Furthermore, determining which parts of the device's overall build and installation process a company considers to be confidential is often not done, or is done under pressure so close to release time that the company does not wish to try untangling the portions they consider confidential from the portions that they are required to release in order to fulfill their obligations under the copyleft licenses for the software they chose to use.
What we normally see as the outcome of this (in the hundreds of source releases we've evaluated) is that the source code companies provide is nowhere close to meeting the requirements of GPLv2 (which is the copyleft license we most often see being violated), which state that companies must provide "the complete corresponding machine-readable source code" for all the GPLv2-licensed software on the devices they distribute and that "The source code for a work means the preferred form of the work for making modifications to it [which includes] the scripts used to control compilation and installation of the executable."
There are a variety of reasons that a company's source release might fail to meet the above requirements. In many cases we find that the versions of the source packages they provide are nowhere close to the versions of the binaries they distribute. Or their source release is missing entire source packages - i.e. they distribute a binary for Copylefted Project A, but do not provide any source code for Copylefted Project A, even though they might include source for Copylefted Project B.

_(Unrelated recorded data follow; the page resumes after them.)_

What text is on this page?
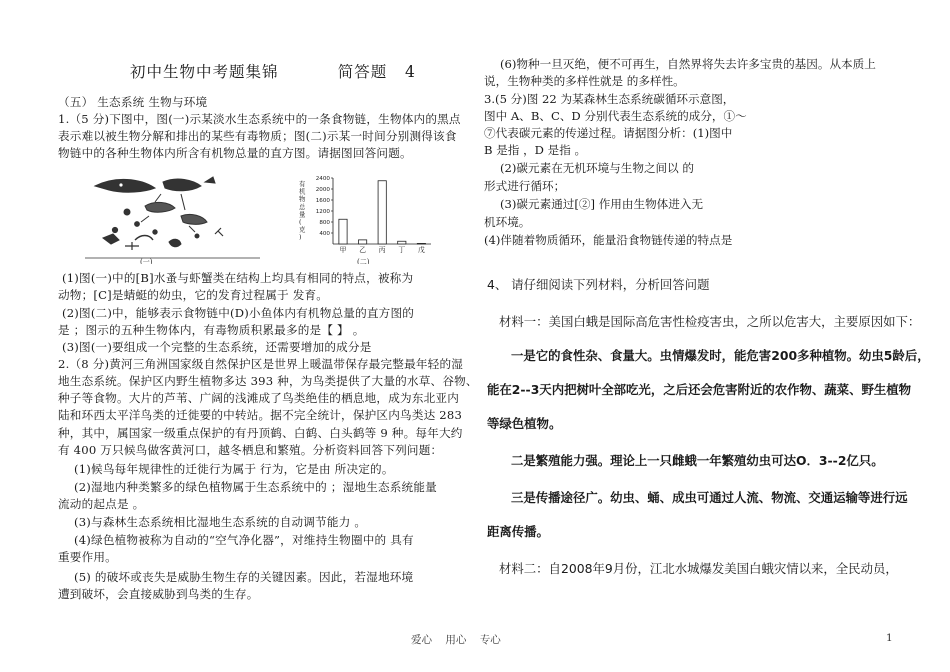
初中生物中考题集锦          简答题   4
（五） 生态系统 生物与环境
1.（5 分)下图中，图(一)示某淡水生态系统中的一条食物链，生物体内的黑点
表示难以被生物分解和排出的某些有毒物质；图(二)示某一时间分别测得该食
物链中的各种生物体内所含有机物总量的直方图。请据图回答问题。
(1)图(一)中的[B]水蚤与虾蟹类在结构上均具有相同的特点，被称为
动物；[C]是蜻蜓的幼虫，它的发育过程属于 发育。
(2)图(二)中，能够表示食物链中(D)小鱼体内有机物总量的直方图的
是 ；图示的五种生物体内，有毒物质积累最多的是【 】 。
(3)图(一)要组成一个完整的生态系统，还需要增加的成分是
2.（8 分)黄河三角洲国家级自然保护区是世界上暖温带保存最完整最年轻的湿
地生态系统。保护区内野生植物多达 393 种，为鸟类提供了大量的水草、谷物、
种子等食物。大片的芦苇、广阔的浅滩成了鸟类绝佳的栖息地，成为东北亚内
陆和环西太平洋鸟类的迁徙要的中转站。据不完全统计，保护区内鸟类达 283
种，其中，属国家一级重点保护的有丹顶鹤、白鹤、白头鹤等 9 种。每年大约
有 400 万只候鸟做客黄河口，越冬栖息和繁殖。分析资料回答下列问题：
(1)候鸟每年规律性的迁徙行为属于 行为，它是由 所决定的。
(2)湿地内种类繁多的绿色植物属于生态系统中的 ；湿地生态系统能量
流动的起点是 。
(3)与森林生态系统相比湿地生态系统的自动调节能力 。
(4)绿色植物被称为自动的“空气净化器”，对维持生物圈中的 具有
重要作用。
(5) 的破坏或丧失是威胁生物生存的关键因素。因此，若湿地环境
遭到破坏，会直接威胁到鸟类的生存。
(一)
有
机
物
总
量
(
克
)
2400
2000
1600
1200
800
400
甲 乙 丙 丁 戊
(二)
(6)物种一旦灭绝，便不可再生，自然界将失去许多宝贵的基因。从本质上
说，生物种类的多样性就是 的多样性。
3.(5 分)图 22 为某森林生态系统碳循环示意图，
图中 A、B、C、D 分别代表生态系统的成分，①～
⑦代表碳元素的传递过程。请据图分析：(1)图中
B 是指 ，D 是指 。
(2)碳元素在无机环境与生物之间以 的
形式进行循环；
(3)碳元素通过[②] 作用由生物体进入无
机环境。
(4)伴随着物质循环，能量沿食物链传递的特点是
4、 请仔细阅读下列材料，分析回答问题
材料一：美国白蛾是国际高危害性检疫害虫，之所以危害大，主要原因如下：
一是它的食性杂、食量大。虫情爆发时，能危害200多种植物。幼虫5龄后，
能在2--3天内把树叶全部吃光，之后还会危害附近的农作物、蔬菜、野生植物
等绿色植物。
二是繁殖能力强。理论上一只雌蛾一年繁殖幼虫可达O．3--2亿只。
三是传播途径广。幼虫、蛹、成虫可通过人流、物流、交通运输等进行远
距离传播。
材料二：自2008年9月份，江北水城爆发美国白蛾灾情以来，全民动员，
爱心    用心    专心	1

Even if the above issues are not present, most often we find that there are no scripts at all for installing the software on the device (either in machine- or human-readable form), and any scripts we might find for controlling compilation of the executable are little more than what the original maintainers of the source package provided (which normally means people outside the company shipping the device). As a result, the compilation does not succeed because any changes the company made to the original source package are not considered in the build instructions (the company likely got it to build at least once, in order to ship it on the device, but decided not to document or share that process in their source release). This is particularly frustrating to the people who report the violations to us, as they often want access to the source code to do something particular with the devices they own.
After seeing this pattern in dozens of different source releases from dozens of different companies, it is clear to us that companies do not normally check to see if the source they release can actually be built and installed. Rather than being motivated primarily by meeting the perceived legal requirements of copyleft licenses and thus releasing markedly incomplete source code, our hope is that more companies will start to see the primary motivation for source releases as a way of engaging with the free software community, from which correct build and installation instructions (and indeed fully compliant source releases!) will naturally follow. We've already seen community development projects like SamyGo and OpenWRT form around Samsung TVs and Linksys routers and we hope other companies will see the benefits and help build such communities right from the start.